L'UNIVERSITÉ DE DÉPERDITION

UN ÉTUDIANT SUR QUATRE QUITTE L’UNIVERSITÉ APRÈS SA PREMIÈRE INSCRIPTION.

Sur un million d’étudiants qui accèdent à l’enseignement supérieur, presque 500.000 le quittent sans diplôme. Un véritable gâchis qui se rajoute à ces 450.000 qui ont déserté l’école publique. Réforme ou pas, les résultats sont éloquents. Notre système éducatif peine à s’améliorer dans le sens d’un meilleur rendement. L’introduction, il y a seize ans, du système Licence, Master, Doctorat (LMD) n’a pas donné les résultats escomptés. Il a abouti à un échec, de l’avis même du Conseil supérieur de l’éducation, la formation et la recherche scientifique, qui vient de publier un rapport d’évaluation de l’architecture LMD. Cette réforme, qui avait suscité, jadis, pleins d’espoirs, a souffert de plusieurs défauts d’application non seulement en matière de contenus mais aussi en matière d’ingénierie pédagogique. En plus, la mobilité et les passerelles censées découler de cette organisation n’ont pas eu lieu. Quant au mécanisme de crédits, un des piliers du système LMD au côté des modules, il n’a pas été déployé, nous disent les auteurs de ce rapport d’évaluation. Or ce mécanisme de crédits devait servir à élargir l’éventail des travaux effectués par l’étudiant: cours, travaux pratiques, sorties de terrain, enquêtes, laboratoires, bibliothèques, rédaction de travaux, etc. au lieu de la notion de cours ou de travaux dirigés (TD).

Malgré cette réforme LMD, l’université marocaine n’en continua pas moins à subir des contraintes structurelles. Contraintes associées à des habitudes de fonctionnement et de gestion qui ont la peau dure. En effet, en moins de quinze ans, l’université a connu une explosion démographique. Elle a vu ses effectifs, notamment dans les filières à accès ouvert (Faculté des Sciences, des Lettres et Sciences humaines et de Droit), multipliés par six, voire plus. À cette massification viennent s’ajouter tout un ensemble de lacunes et de dysfonctionnements au niveau du cycle secondaire. À commencer par le déficit linguistique. Les étudiants qui ont étudié en langue arabe au collège et au lycée qui accèdent au premier cycle de l’université se trouvent confrontés à de sérieuses difficultés pour suivre les cours des filières enseignées en français. L’introduction par la réforme LMD des modules outils dans le cursus (langues, communication) leur a été d’un moindre secours. Peu préparés, ils ont du mal à suivre les cours magistraux. Les efforts de certains enseignants pour les aider à apprendre, et surtout à comprendre, ont été vains. Résultat: énormes difficultés à passer le cap de la première année. Ce qui favorise le décrochage: plus de 25% des étudiants abandonnent leurs études après une année d’inscription. De déperdition en déperdition, seul un tiers en moyenne des étudiants arrivent à obtenir la licence fondamentale.

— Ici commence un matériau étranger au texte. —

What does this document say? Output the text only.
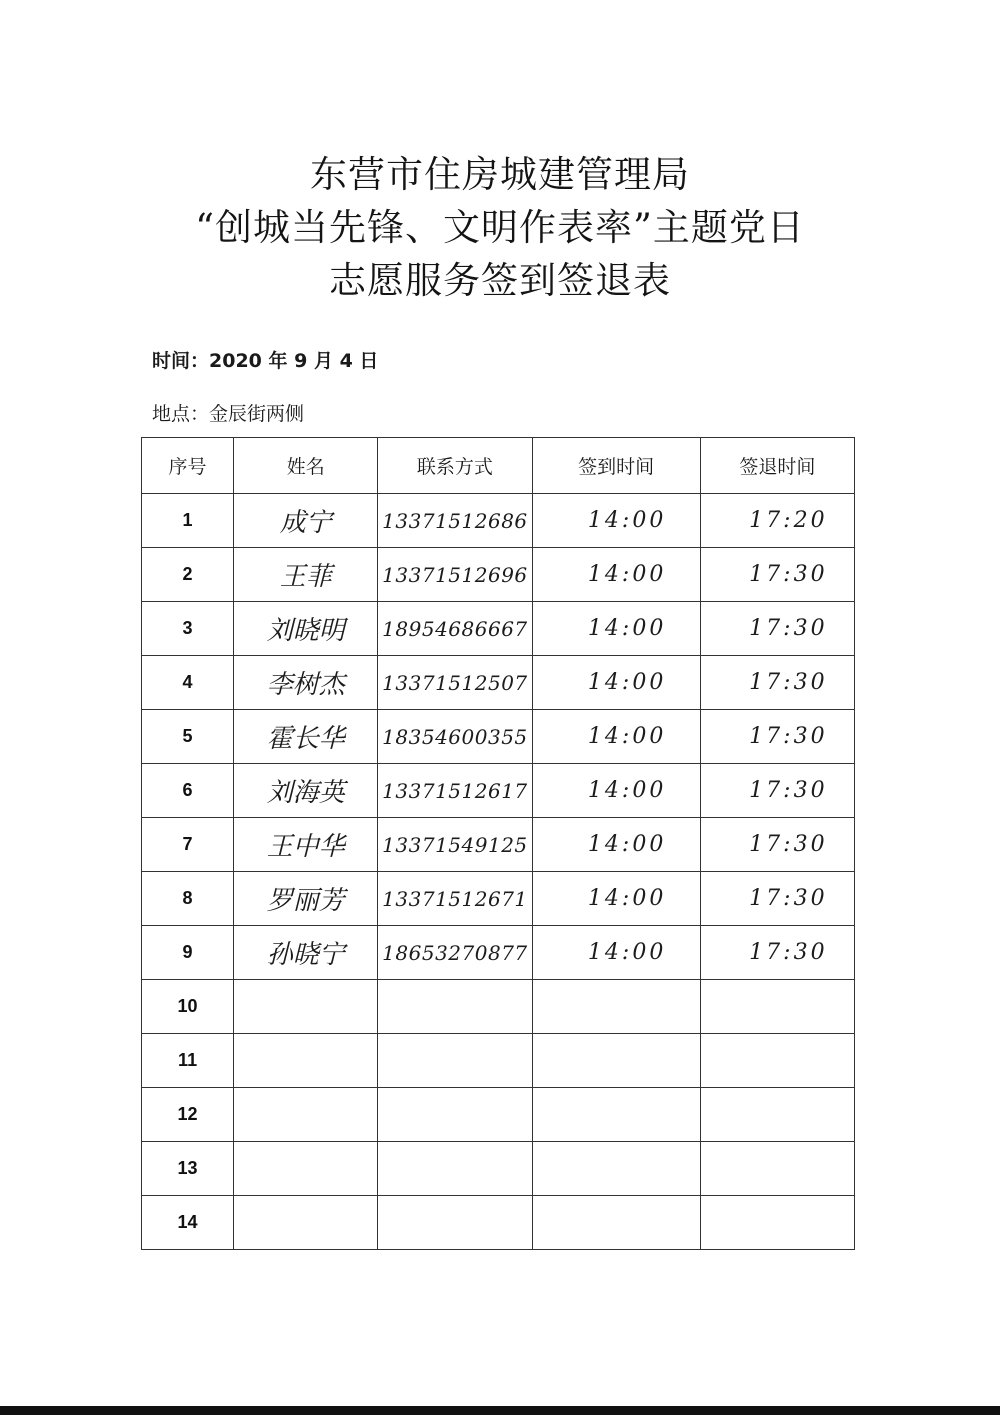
东营市住房城建管理局
“创城当先锋、文明作表率”主题党日
志愿服务签到签退表
时间：2020 年 9 月 4 日
地点：金辰街两侧
序号	姓名	联系方式	签到时间	签退时间
1	成宁	13371512686	14:00	17:20
2	王菲	13371512696	14:00	17:30
3	刘晓明	18954686667	14:00	17:30
4	李树杰	13371512507	14:00	17:30
5	霍长华	18354600355	14:00	17:30
6	刘海英	13371512617	14:00	17:30
7	王中华	13371549125	14:00	17:30
8	罗丽芳	13371512671	14:00	17:30
9	孙晓宁	18653270877	14:00	17:30
10				
11				
12				
13				
14				
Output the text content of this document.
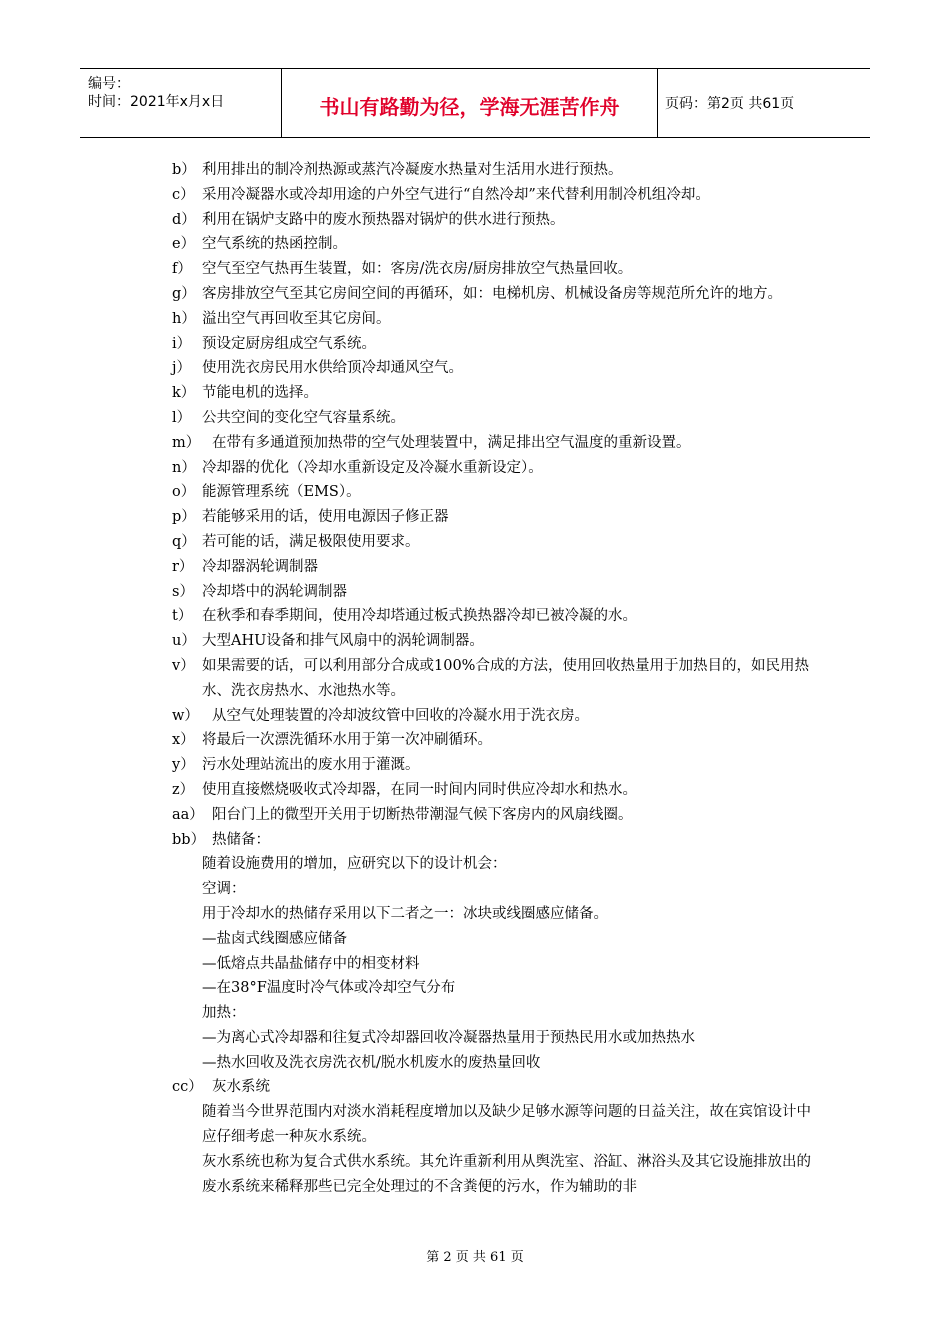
编号：
时间：2021年x月x日	书山有路勤为径，学海无涯苦作舟	页码：第2页 共61页
b） 利用排出的制冷剂热源或蒸汽冷凝废水热量对生活用水进行预热。
c） 采用冷凝器水或冷却用途的户外空气进行“自然冷却”来代替利用制冷机组冷却。
d） 利用在锅炉支路中的废水预热器对锅炉的供水进行预热。
e） 空气系统的热函控制。
f） 空气至空气热再生装置，如：客房/洗衣房/厨房排放空气热量回收。
g） 客房排放空气至其它房间空间的再循环，如：电梯机房、机械设备房等规范所允许的地方。
h） 溢出空气再回收至其它房间。
i） 预设定厨房组成空气系统。
j） 使用洗衣房民用水供给顶冷却通风空气。
k） 节能电机的选择。
l） 公共空间的变化空气容量系统。
m） 在带有多通道预加热带的空气处理装置中，满足排出空气温度的重新设置。
n） 冷却器的优化（冷却水重新设定及冷凝水重新设定）。
o） 能源管理系统（EMS）。
p） 若能够采用的话，使用电源因子修正器
q） 若可能的话，满足极限使用要求。
r） 冷却器涡轮调制器
s） 冷却塔中的涡轮调制器
t） 在秋季和春季期间，使用冷却塔通过板式换热器冷却已被冷凝的水。
u） 大型AHU设备和排气风扇中的涡轮调制器。
v） 如果需要的话，可以利用部分合成或100%合成的方法，使用回收热量用于加热目的，如民用热水、洗衣房热水、水池热水等。
w） 从空气处理装置的冷却波纹管中回收的冷凝水用于洗衣房。
x） 将最后一次漂洗循环水用于第一次冲刷循环。
y） 污水处理站流出的废水用于灌溉。
z） 使用直接燃烧吸收式冷却器，在同一时间内同时供应冷却水和热水。
aa） 阳台门上的微型开关用于切断热带潮湿气候下客房内的风扇线圈。
bb） 热储备：
随着设施费用的增加，应研究以下的设计机会：
空调：
用于冷却水的热储存采用以下二者之一：冰块或线圈感应储备。
—盐卤式线圈感应储备
—低熔点共晶盐储存中的相变材料
—在38°F温度时冷气体或冷却空气分布
加热：
—为离心式冷却器和往复式冷却器回收冷凝器热量用于预热民用水或加热热水
—热水回收及洗衣房洗衣机/脱水机废水的废热量回收
cc） 灰水系统
随着当今世界范围内对淡水消耗程度增加以及缺少足够水源等问题的日益关注，故在宾馆设计中应仔细考虑一种灰水系统。
灰水系统也称为复合式供水系统。其允许重新利用从舆洗室、浴缸、淋浴头及其它设施排放出的废水系统来稀释那些已完全处理过的不含粪便的污水，作为辅助的非
第 2 页 共 61 页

Cette situation ne semble pas pouvoir changer de sitôt. Et pour cause. Les recrutements d’enseignants compétents se font au compte-gouttes. Et l’université ne dispose ni des moyens pédagogiques, ni des moyens administratifs et encore moins d’une autonomie financière pour assumer son rôle en toute responsabilité. Quant à former des lauréats de qualité, c’est une autre histoire.